"Seven out of eight unions have signed new agreements," the company said in a statement early on Monday, several hours after a midnight deadline set by the company expired.
"Negotiations continue," it added.
In order to stay afloat, SAS has reached an agreement to increase its existing 3.1 billion kronor ($457 million) revolving credit facility to 3.5 billion, provided by seven banks and the three Scandinavian governments — Sweden, Denmark and Norway — that together own 50 percent of the company.
The financing hinges however on reaching agreements with the unions and getting parliamentary approval for the plan.
The Danish cabin crew union was on Monday the only one that had not yet signed an agreement.
The company on Sunday told crews on long-haul flights to ensure aircraft had enough fuel to return home, should the group have to file for bankruptcy, Swedish daily Aftonbladet wrote.

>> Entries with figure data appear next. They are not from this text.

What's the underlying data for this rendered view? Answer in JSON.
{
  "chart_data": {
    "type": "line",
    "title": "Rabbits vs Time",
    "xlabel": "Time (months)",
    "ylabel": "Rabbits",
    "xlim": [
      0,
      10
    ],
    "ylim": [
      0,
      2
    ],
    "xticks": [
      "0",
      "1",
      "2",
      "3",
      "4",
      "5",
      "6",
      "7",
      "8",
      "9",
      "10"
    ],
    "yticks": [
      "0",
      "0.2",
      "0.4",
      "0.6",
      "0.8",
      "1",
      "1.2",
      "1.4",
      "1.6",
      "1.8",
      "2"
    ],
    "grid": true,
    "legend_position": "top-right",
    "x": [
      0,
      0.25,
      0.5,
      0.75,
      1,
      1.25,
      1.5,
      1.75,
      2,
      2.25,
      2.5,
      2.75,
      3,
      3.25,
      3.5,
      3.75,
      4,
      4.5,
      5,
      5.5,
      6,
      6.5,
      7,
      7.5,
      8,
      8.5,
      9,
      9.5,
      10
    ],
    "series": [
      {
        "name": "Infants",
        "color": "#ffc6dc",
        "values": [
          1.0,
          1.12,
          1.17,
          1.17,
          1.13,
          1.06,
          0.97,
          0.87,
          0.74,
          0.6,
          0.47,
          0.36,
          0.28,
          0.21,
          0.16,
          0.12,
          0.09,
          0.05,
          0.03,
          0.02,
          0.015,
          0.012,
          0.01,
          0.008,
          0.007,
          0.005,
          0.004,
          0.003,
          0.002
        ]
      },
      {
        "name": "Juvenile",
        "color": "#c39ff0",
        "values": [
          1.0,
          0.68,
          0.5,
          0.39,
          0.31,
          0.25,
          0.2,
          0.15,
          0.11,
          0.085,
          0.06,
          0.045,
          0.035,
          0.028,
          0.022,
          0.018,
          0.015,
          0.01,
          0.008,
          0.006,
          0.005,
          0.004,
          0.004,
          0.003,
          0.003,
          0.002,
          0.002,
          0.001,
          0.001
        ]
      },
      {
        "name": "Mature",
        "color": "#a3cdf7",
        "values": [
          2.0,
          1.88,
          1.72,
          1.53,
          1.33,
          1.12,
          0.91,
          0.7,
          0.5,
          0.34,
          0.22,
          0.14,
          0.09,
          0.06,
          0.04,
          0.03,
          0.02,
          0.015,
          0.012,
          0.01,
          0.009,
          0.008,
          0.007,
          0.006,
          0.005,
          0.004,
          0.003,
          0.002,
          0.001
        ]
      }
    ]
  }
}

The carrier is thought possibly to be heading for its fifth annual loss in a row after a restructuring programme last year failed to turn the company around.
SAS has in recent years come under increasing pressure from low-cost rivals such as Oslo-based Norwegian, Europe's third largest budget airline.
Asset disposals and further outsourcing means the group's total number of employees would fall to 9,000 from 15,000 following under the new plan.
Shares in SAS soared 24.11 percent at around 0900 GMT on the Stockholm bourse. The main OMX Stockholm 30 index, in which the stock is not included, was 1.28 percent higher.